CNN is pulling out all the stops once again. The station will make its blow-by-blow election coverage available free of charge on its website Tuesday night. At Fox News, special programming has already been running around the clock since the weekend. And NBC broadcast a special election edition of its successful comedy show, Saturday Night Live.
America’s major TV stations want to end what is probably the dirtiest and most emotional election campaign of all times with a record number of viewers. They are hoping that Tuesday even more Americans will be sitting in front of their TV sets than in 2008. Back then, an estimated 71.5 million viewers watched Barack Obama become America’s first Afro-American president.
The bitter battle between Hillary Clinton and Donald Trump has already provided the TV broadcasters with a boon in ratings and hefty advertising revenues. The first TV debate between the two at the end of September broke the existing record with 84 million viewers. For many media companies it was a welcome opportunity to fill their depleted coffers.
The structural crisis that has seen many Americans turn their backs on conventional television, canceling their expensive cable and satellite subscriptions and migrating to streaming services like Netflix, seems far removed these days.
“"[The presidential race] may not be good for America, but it's damn good for CBS”
Mr. Trump, in particular, draws the viewers, and broadcasters have lavished him with airtime. “It may not be good for America, but it’s damn good for CBS,” said the station’s chairman, Leslie Moonves, at the end of February.
In the meantime, the media’s role in this fiercely-fought election campaign has become the subject of heated debate. Mr. Trump himself feels “at war” with the country’s major media organizations and suspects that they are following a hidden agenda – to make Hillary Clinton president. And yet he is the one benefiting the most from the media attention.
He has continually criticized journalists at his election rallies and stirred up his supporters against them. “I am worried for the physical safety of my journalists,” said Megan Murphy, Bloomberg’s Washington bureau chief. Many journalists feel that way.
On the other side, reporters sympathetic to Ms. Clinton have come under fire for not being critical enough in their treatment of her and having sent parts of their articles for checking by her campaign team, as revealed in emails made public by Wikileaks.
CNN severed ties with the political commentator, Donna Brazile, in October, after it came to light through emails from Wikileaks that she had passed on two questions to Ms. Clinton prior to the TV debate between her and her Democrat challenger, Bernie Sanders. In the summer, Ms. Brazile had been the interim chair of the Democratic National Committee, the organization behind the Democratic Party.
America’s major TV broadcasters have long since positioned themselves. On the center-right is TV network Fox News, which has the highest audience ratings nationwide and is part of media billionaire Rupert Murdoch’s empire. Serving as opposition to Fox News is NBC, which consistently reports favorably about the Democrats.
Even news channel CNN, which started as a neutral medium, is seen as favoring the liberal camp. According to media analysts Media Tenor International, Fox News’ reporting on the U.S. economy is fundamentally negative, as is its coverage of President Obama’s healthcare reform and of Ms. Clinton. At NBC and CBS, the exact opposite is true.

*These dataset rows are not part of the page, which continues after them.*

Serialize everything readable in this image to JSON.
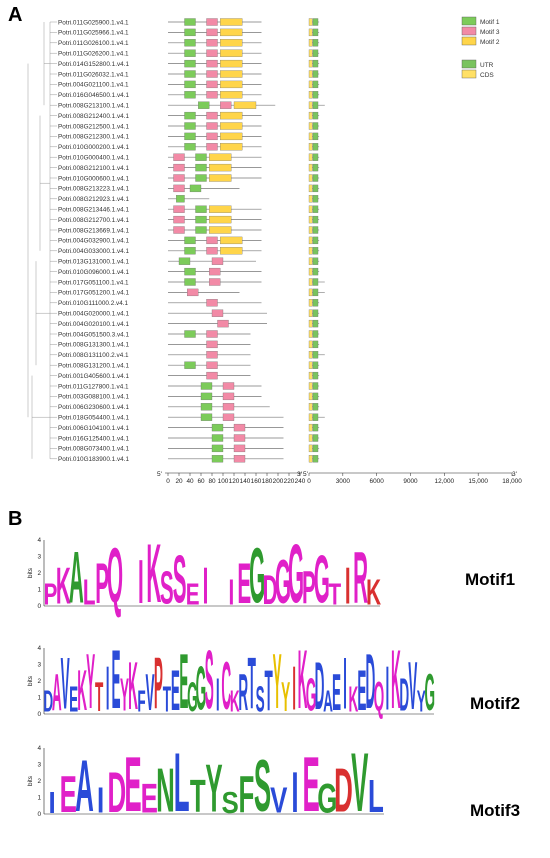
{
  "panel_a_letter": "A",
  "panel_b_letter": "B",
  "genes": [
    "Potri.011G025900.1.v4.1",
    "Potri.011G025966.1.v4.1",
    "Potri.011G026100.1.v4.1",
    "Potri.011G026200.1.v4.1",
    "Potri.014G152800.1.v4.1",
    "Potri.011G026032.1.v4.1",
    "Potri.004G021100.1.v4.1",
    "Potri.016G046500.1.v4.1",
    "Potri.008G213100.1.v4.1",
    "Potri.008G212400.1.v4.1",
    "Potri.008G212500.1.v4.1",
    "Potri.008G212300.1.v4.1",
    "Potri.010G000200.1.v4.1",
    "Potri.010G000400.1.v4.1",
    "Potri.008G212100.1.v4.1",
    "Potri.010G000600.1.v4.1",
    "Potri.008G213223.1.v4.1",
    "Potri.008G212923.1.v4.1",
    "Potri.008G213446.1.v4.1",
    "Potri.008G212700.1.v4.1",
    "Potri.008G213669.1.v4.1",
    "Potri.004G032900.1.v4.1",
    "Potri.004G033000.1.v4.1",
    "Potri.013G131000.1.v4.1",
    "Potri.010G096000.1.v4.1",
    "Potri.017G051100.1.v4.1",
    "Potri.017G051200.1.v4.1",
    "Potri.010G111000.2.v4.1",
    "Potri.004G020000.1.v4.1",
    "Potri.004G020100.1.v4.1",
    "Potri.004G051500.3.v4.1",
    "Potri.008G131300.1.v4.1",
    "Potri.008G131100.2.v4.1",
    "Potri.008G131200.1.v4.1",
    "Potri.001G405600.1.v4.1",
    "Potri.011G127800.1.v4.1",
    "Potri.003G088100.1.v4.1",
    "Potri.006G230600.1.v4.1",
    "Potri.018G054400.1.v4.1",
    "Potri.006G104100.1.v4.1",
    "Potri.016G125400.1.v4.1",
    "Potri.008G073400.1.v4.1",
    "Potri.010G183900.1.v4.1"
  ],
  "legend": {
    "motif1": "Motif 1",
    "motif3": "Motif 3",
    "motif2": "Motif 2",
    "utr": "UTR",
    "cds": "CDS"
  },
  "colors": {
    "motif1": "#7ccb5a",
    "motif2": "#ffd54a",
    "motif3": "#f28aa6",
    "utr": "#79c35e",
    "cds": "#ffe066",
    "line": "#777777"
  },
  "axis_motif": {
    "start_label": "5'",
    "end_label": "3'",
    "ticks": [
      "0",
      "20",
      "40",
      "60",
      "80",
      "100",
      "120",
      "140",
      "160",
      "180",
      "200",
      "220",
      "240"
    ]
  },
  "axis_gene": {
    "start_label": "5'",
    "end_label": "3'",
    "ticks": [
      "0",
      "3000",
      "6000",
      "9000",
      "12,000",
      "15,000",
      "18,000"
    ]
  },
  "motif_titles": [
    "Motif1",
    "Motif2",
    "Motif3"
  ],
  "logo_axis": {
    "ylabel": "bits",
    "ticks": [
      "0",
      "1",
      "2",
      "3",
      "4"
    ]
  },
  "logos": [
    {
      "letters": "PKALPQ IKSSEI IEGDGGPGTIRK",
      "colors": "mmgmmm mmmmmm mmgmmmmmmrmr"
    },
    {
      "letters": "DAVEKYTIEYKFVPTEEGGSICKRTSTYYIKGDAEIKEDQIKDVYG",
      "colors": "bmbbmmrbbmmbbrbbgggmbmmbbbbyyrmmbbbbmbbmbmbbbg"
    },
    {
      "letters": "IEAIDEENLTYSFSVIEGDVL",
      "colors": "bmbbmmmgbgggggbbmgrgb"
    }
  ]
}
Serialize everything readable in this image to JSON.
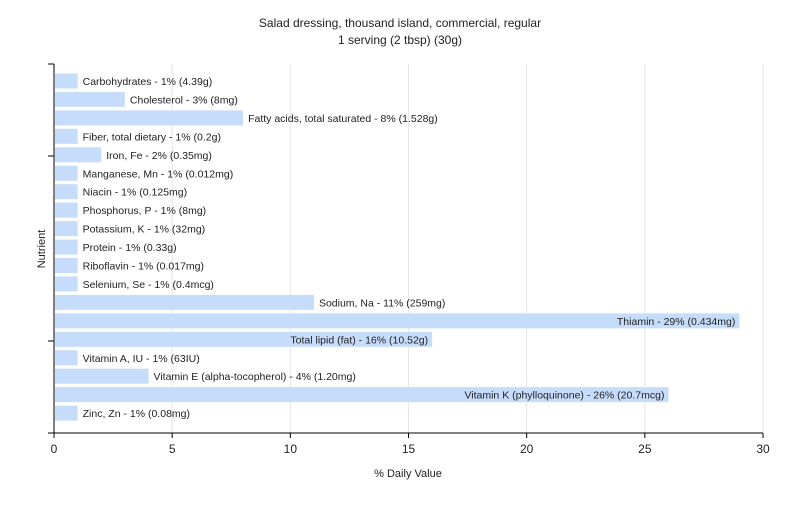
{
  "chart_data": {
    "type": "bar",
    "orientation": "horizontal",
    "title": "Salad dressing, thousand island, commercial, regular",
    "subtitle": "1 serving (2 tbsp) (30g)",
    "xlabel": "% Daily Value",
    "ylabel": "Nutrient",
    "xlim": [
      0,
      30
    ],
    "xticks": [
      "0",
      "5",
      "10",
      "15",
      "20",
      "25",
      "30"
    ],
    "grid": true,
    "bar_color": "#c6dcfb",
    "categories": [
      "Carbohydrates",
      "Cholesterol",
      "Fatty acids, total saturated",
      "Fiber, total dietary",
      "Iron, Fe",
      "Manganese, Mn",
      "Niacin",
      "Phosphorus, P",
      "Potassium, K",
      "Protein",
      "Riboflavin",
      "Selenium, Se",
      "Sodium, Na",
      "Thiamin",
      "Total lipid (fat)",
      "Vitamin A, IU",
      "Vitamin E (alpha-tocopherol)",
      "Vitamin K (phylloquinone)",
      "Zinc, Zn"
    ],
    "values": [
      1,
      3,
      8,
      1,
      2,
      1,
      1,
      1,
      1,
      1,
      1,
      1,
      11,
      29,
      16,
      1,
      4,
      26,
      1
    ],
    "labels": [
      "Carbohydrates - 1% (4.39g)",
      "Cholesterol - 3% (8mg)",
      "Fatty acids, total saturated - 8% (1.528g)",
      "Fiber, total dietary - 1% (0.2g)",
      "Iron, Fe - 2% (0.35mg)",
      "Manganese, Mn - 1% (0.012mg)",
      "Niacin - 1% (0.125mg)",
      "Phosphorus, P - 1% (8mg)",
      "Potassium, K - 1% (32mg)",
      "Protein - 1% (0.33g)",
      "Riboflavin - 1% (0.017mg)",
      "Selenium, Se - 1% (0.4mcg)",
      "Sodium, Na - 11% (259mg)",
      "Thiamin - 29% (0.434mg)",
      "Total lipid (fat) - 16% (10.52g)",
      "Vitamin A, IU - 1% (63IU)",
      "Vitamin E (alpha-tocopherol) - 4% (1.20mg)",
      "Vitamin K (phylloquinone) - 26% (20.7mcg)",
      "Zinc, Zn - 1% (0.08mg)"
    ]
  }
}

This election has been even more polarizing, said Professor Robert Shapiro, a political scientist at Columbia University in New York. “It was more dirty and aggressive. The media was echoing what candidates were saying. They amplified it. The newspaper coverage was in my view the best. They covered all angle and devoted time to ongoing policy issues. There wasn’t a debate on policy issues on cable TV.”
The heads of the major media organizations used to take a common line on which subjects were newsworthy and which were not, what was proper or improper, what subjects were in bounds and out of bounds, said Professor Alan Mutter, a lecturer at the Graduate School of Journalism at the University of California at Berkeley. That may have become more difficult in the age of social media, he said, but not impossible.
“Some journalists were spat on after Trump had complained about them. Maybe the networks should have simply not reported on his election campaign events for two, three days to clearly show that such behavior is out of line,” said Mr. Mutter. But the hunger for ratings was apparently too great.
Once the election is over, the media should quickly show whether they have learned from their mistakes. If Mr. Trump loses, his future influence will depend on media interest. Traditionally, interest in the loser quickly subsides as soon as a new president has been chosen.
Mr. Trump has already announced that if Ms. Clinton wins, he wants to build up his own media empire to maintain political influence. Whether he succeeds remains to be seen. The media must treat him like every other election loser, said Kristin Roberts, national editor of Politico’s Newsroom. “He only has as much fuel as we give him.”